The Attempt at a Solution

In the solution, the interval for the integral of pressure is from $P_{0}$ to the required P.

However, I wonder that why we don't use net pressure as the intervals.
i.e. From $P_{0}-P_{1}$ to $P-R$
Where $P_{1}$ is the pressure against atmosphere pressure and $R$ is the reaction force act on liquid by the bottom of the tube.

It seems the interval made by me make more sense than the solution since the interval match the meaning of $dp$ which is net pressure.

 

[Redbelly98]

For the integral

$$\int dp$$

Since the integral contains the term dp, then the variable of integration is p, the pressure. Hence the limits of integration should be values of the pressure.

Also, I'm not sure what you mean by "net" pressure. Do you mean absolute pressure minus atmospheric (what is usually called gauge pressure)?

 

[athrun200]

For the integral

$$\int dp$$

Since the integral contains the term dp, then the variable of integration is p, the pressure. Hence the limits of integration should be values of the pressure.

Also, I'm not sure what you mean by "net" pressure. Do you mean absolute pressure minus atmospheric (what is usually called gauge pressure)?

Since for any mass element of the liquid, there are two pressure acting on them. One it from the left to right, another one is from the right to left.

Take the mass element of the liquid closest to the center as an example.
Atmosphere pressure act from the left to it.
Another pressure act from the rest of the liquid to it in order to provide the force needed for circular motion.(Is it what we call gauge pressure? I can't remember the terms)

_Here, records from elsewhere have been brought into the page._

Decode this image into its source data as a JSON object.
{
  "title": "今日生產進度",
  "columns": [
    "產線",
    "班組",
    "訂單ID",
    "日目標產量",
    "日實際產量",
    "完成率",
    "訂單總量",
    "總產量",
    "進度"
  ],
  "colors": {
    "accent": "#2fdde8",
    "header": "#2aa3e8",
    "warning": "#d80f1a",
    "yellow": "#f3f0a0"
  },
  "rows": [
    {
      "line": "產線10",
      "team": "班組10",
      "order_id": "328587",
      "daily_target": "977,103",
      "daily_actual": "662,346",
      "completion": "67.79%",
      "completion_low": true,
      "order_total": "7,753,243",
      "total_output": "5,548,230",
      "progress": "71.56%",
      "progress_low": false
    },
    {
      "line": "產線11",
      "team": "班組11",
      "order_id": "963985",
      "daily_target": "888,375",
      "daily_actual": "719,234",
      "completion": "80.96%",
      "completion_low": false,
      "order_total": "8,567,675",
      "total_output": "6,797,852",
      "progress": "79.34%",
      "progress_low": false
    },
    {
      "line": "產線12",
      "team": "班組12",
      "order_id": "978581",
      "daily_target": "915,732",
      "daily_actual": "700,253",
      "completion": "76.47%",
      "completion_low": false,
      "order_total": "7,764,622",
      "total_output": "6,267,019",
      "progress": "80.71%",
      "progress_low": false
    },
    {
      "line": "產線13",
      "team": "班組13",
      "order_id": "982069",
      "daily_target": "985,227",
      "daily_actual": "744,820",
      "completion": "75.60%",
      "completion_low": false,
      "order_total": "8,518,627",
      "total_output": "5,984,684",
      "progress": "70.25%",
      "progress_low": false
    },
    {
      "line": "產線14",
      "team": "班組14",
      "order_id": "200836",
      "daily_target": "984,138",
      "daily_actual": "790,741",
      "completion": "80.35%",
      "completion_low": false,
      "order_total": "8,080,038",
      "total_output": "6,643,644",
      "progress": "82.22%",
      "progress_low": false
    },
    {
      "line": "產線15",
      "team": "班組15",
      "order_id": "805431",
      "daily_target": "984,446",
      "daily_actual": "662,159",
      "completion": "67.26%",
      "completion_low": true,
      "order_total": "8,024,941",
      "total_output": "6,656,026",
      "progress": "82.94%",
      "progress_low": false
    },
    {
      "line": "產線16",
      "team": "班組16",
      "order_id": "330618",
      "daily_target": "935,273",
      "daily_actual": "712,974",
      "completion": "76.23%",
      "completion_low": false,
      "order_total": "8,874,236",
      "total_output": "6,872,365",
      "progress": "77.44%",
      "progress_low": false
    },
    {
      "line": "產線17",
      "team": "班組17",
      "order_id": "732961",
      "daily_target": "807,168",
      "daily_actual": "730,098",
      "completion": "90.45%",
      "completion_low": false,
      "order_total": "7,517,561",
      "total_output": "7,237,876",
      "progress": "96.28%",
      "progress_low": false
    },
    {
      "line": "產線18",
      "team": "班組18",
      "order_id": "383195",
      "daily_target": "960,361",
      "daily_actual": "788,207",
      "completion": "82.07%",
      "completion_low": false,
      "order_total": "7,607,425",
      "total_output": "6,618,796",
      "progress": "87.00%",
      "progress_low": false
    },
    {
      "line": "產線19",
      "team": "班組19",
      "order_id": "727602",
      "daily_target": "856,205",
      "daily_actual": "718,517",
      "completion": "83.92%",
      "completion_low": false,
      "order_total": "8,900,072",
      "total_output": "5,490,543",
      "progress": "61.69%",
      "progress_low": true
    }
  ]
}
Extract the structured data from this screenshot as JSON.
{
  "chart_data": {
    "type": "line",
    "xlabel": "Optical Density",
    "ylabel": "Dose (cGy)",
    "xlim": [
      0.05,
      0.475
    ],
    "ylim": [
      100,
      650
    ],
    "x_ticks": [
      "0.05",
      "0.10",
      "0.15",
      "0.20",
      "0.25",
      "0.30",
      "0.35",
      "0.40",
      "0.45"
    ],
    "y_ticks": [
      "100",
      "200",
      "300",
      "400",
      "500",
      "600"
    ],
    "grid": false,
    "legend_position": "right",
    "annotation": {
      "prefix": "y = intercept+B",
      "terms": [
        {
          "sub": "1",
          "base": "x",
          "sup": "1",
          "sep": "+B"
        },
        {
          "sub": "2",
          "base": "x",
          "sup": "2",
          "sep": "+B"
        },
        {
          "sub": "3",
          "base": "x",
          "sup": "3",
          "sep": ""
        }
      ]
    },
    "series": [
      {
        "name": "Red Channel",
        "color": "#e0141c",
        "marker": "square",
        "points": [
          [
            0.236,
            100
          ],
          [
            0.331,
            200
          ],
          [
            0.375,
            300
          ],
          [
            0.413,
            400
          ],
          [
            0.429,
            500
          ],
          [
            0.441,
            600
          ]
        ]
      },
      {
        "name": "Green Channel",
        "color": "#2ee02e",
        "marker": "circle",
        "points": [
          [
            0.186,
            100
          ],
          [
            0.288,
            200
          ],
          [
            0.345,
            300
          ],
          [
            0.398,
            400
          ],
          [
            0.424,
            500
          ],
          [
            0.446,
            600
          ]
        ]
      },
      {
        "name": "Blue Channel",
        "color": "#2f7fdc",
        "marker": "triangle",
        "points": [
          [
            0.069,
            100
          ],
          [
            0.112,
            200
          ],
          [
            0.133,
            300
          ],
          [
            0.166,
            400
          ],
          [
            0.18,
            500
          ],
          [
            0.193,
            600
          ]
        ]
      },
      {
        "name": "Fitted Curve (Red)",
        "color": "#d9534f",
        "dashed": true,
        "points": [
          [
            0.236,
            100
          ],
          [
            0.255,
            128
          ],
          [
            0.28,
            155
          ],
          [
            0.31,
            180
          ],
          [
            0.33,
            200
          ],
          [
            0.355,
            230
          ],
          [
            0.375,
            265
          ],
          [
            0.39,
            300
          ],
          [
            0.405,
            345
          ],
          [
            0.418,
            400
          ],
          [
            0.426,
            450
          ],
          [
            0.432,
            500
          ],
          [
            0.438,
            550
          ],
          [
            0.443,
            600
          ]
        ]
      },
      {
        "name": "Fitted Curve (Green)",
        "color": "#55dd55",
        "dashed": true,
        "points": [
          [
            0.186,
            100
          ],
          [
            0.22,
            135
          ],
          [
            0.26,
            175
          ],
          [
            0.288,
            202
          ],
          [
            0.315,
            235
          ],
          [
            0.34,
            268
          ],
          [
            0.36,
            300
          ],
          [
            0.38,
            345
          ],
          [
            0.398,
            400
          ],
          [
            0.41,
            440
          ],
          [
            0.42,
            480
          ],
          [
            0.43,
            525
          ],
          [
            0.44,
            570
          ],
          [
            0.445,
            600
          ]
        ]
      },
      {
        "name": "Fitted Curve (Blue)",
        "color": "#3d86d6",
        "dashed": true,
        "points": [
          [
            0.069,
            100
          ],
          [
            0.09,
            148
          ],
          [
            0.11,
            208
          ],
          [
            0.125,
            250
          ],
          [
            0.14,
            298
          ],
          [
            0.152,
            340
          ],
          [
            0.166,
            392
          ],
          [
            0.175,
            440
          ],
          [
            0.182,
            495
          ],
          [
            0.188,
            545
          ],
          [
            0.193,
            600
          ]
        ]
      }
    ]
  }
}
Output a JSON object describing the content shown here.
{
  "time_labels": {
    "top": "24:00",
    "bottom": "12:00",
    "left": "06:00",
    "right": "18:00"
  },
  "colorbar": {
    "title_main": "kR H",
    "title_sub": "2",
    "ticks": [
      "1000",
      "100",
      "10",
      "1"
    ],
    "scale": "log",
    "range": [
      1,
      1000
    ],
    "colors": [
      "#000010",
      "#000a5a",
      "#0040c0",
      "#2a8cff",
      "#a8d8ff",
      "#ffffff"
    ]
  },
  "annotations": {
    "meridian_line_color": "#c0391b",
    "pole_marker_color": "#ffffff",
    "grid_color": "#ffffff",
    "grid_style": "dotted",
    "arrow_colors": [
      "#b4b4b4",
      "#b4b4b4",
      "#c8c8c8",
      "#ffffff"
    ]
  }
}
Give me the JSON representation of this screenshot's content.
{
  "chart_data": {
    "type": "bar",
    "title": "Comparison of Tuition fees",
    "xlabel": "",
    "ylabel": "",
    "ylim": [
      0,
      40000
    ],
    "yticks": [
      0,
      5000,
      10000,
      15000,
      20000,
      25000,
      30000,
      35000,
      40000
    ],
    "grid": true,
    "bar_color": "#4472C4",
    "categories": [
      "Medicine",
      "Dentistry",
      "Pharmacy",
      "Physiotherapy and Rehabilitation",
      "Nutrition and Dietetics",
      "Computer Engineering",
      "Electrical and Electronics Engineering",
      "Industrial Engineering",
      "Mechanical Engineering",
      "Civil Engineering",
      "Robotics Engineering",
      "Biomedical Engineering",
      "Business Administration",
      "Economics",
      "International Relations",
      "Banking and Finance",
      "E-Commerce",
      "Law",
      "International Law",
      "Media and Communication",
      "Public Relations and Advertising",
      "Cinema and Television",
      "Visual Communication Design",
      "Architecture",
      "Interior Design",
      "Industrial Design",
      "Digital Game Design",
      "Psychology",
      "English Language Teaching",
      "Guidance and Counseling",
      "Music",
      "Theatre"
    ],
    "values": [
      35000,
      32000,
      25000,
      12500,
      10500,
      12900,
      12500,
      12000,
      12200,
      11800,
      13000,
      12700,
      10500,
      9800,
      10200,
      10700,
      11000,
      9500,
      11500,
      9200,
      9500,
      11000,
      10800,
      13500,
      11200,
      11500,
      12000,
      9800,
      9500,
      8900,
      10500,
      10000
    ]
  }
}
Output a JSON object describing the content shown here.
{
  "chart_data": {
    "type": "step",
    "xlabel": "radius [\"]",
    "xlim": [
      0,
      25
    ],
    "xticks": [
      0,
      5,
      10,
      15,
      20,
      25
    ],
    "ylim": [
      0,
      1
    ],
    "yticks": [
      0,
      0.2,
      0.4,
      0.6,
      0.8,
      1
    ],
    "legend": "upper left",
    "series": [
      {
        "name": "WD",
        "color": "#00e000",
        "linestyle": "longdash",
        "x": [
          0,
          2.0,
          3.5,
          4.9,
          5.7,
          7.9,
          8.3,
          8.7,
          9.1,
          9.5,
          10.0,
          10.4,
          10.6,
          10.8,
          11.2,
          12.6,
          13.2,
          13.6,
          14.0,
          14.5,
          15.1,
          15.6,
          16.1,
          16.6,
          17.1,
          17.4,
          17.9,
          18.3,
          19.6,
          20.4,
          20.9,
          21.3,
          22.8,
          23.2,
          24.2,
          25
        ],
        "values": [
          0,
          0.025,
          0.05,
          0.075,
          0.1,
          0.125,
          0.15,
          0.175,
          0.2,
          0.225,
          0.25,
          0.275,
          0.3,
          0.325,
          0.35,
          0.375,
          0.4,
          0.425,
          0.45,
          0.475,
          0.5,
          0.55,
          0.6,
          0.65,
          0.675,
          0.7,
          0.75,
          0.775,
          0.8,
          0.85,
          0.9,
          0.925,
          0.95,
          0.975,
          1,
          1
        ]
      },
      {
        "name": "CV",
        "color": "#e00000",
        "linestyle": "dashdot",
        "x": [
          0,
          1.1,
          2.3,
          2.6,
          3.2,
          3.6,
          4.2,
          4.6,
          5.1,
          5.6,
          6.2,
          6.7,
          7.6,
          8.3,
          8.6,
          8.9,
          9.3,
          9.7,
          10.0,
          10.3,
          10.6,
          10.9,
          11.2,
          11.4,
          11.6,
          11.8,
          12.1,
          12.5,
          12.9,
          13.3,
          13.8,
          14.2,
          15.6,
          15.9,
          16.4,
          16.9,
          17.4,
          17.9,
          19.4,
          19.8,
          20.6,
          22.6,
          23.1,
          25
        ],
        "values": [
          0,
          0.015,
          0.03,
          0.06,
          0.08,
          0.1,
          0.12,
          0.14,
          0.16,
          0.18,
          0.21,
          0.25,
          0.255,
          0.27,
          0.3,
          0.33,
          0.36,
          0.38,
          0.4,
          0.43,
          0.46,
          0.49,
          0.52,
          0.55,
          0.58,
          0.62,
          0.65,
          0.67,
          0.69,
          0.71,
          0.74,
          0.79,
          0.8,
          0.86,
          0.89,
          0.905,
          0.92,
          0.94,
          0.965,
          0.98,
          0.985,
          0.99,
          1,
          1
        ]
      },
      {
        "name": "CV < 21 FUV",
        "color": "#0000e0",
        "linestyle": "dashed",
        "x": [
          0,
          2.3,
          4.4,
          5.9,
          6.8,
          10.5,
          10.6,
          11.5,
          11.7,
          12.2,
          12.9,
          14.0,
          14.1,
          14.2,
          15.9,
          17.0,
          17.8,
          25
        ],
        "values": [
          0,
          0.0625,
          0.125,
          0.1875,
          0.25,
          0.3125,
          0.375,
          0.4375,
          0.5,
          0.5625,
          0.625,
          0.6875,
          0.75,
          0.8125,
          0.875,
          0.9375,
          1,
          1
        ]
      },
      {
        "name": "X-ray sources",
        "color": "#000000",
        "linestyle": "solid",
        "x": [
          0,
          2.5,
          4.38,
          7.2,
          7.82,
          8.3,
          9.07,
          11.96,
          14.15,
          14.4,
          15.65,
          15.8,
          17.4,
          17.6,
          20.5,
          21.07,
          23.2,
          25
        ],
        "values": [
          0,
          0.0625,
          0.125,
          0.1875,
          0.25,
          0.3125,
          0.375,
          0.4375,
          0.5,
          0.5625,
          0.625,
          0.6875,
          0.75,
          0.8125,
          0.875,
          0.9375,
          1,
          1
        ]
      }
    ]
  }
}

So each mass element has 2 pressure acting on it. Why we only choose the one on the left as the interval? Can I still obtain the answer if the pick another one as the interval? If no, why not?

 

[Redbelly98]

Okay, I think I better understand what you are asking.

We do use both pressures, on the left and right sides of the volume element. Letting p be the pressure to the left of the element, then the pressure to the right is $p + dp$. Both of these pressures are used to come up with the net force acting on the volume element.

If you prefer to use p for the pressure to the right, and $p - dp$ for the pressure to the left, then you may do so. Either way, the net force on the volume element is $S \ dp$

 

[Redbelly98]

If you prefer to use p for the pressure to the right, and $p - dp$ for the pressure to the left, then you may do so. Either way, the net force on the volume element is $S \ dp$

Well, I realize I should add something more to this. The pressure p is a function of position x, i.e. it is p(x). So if you use p as the pressure at the right edge of the volume element, then x would be the position at the right edge of the volume element, not the left edge as shown in the solution you posted. The left edge would be located at x-dx in that case.

Hope that addresses your question -- though I am not quite certain that it does?

 

[athrun200]

I think I understand a bit more now, thank you very much!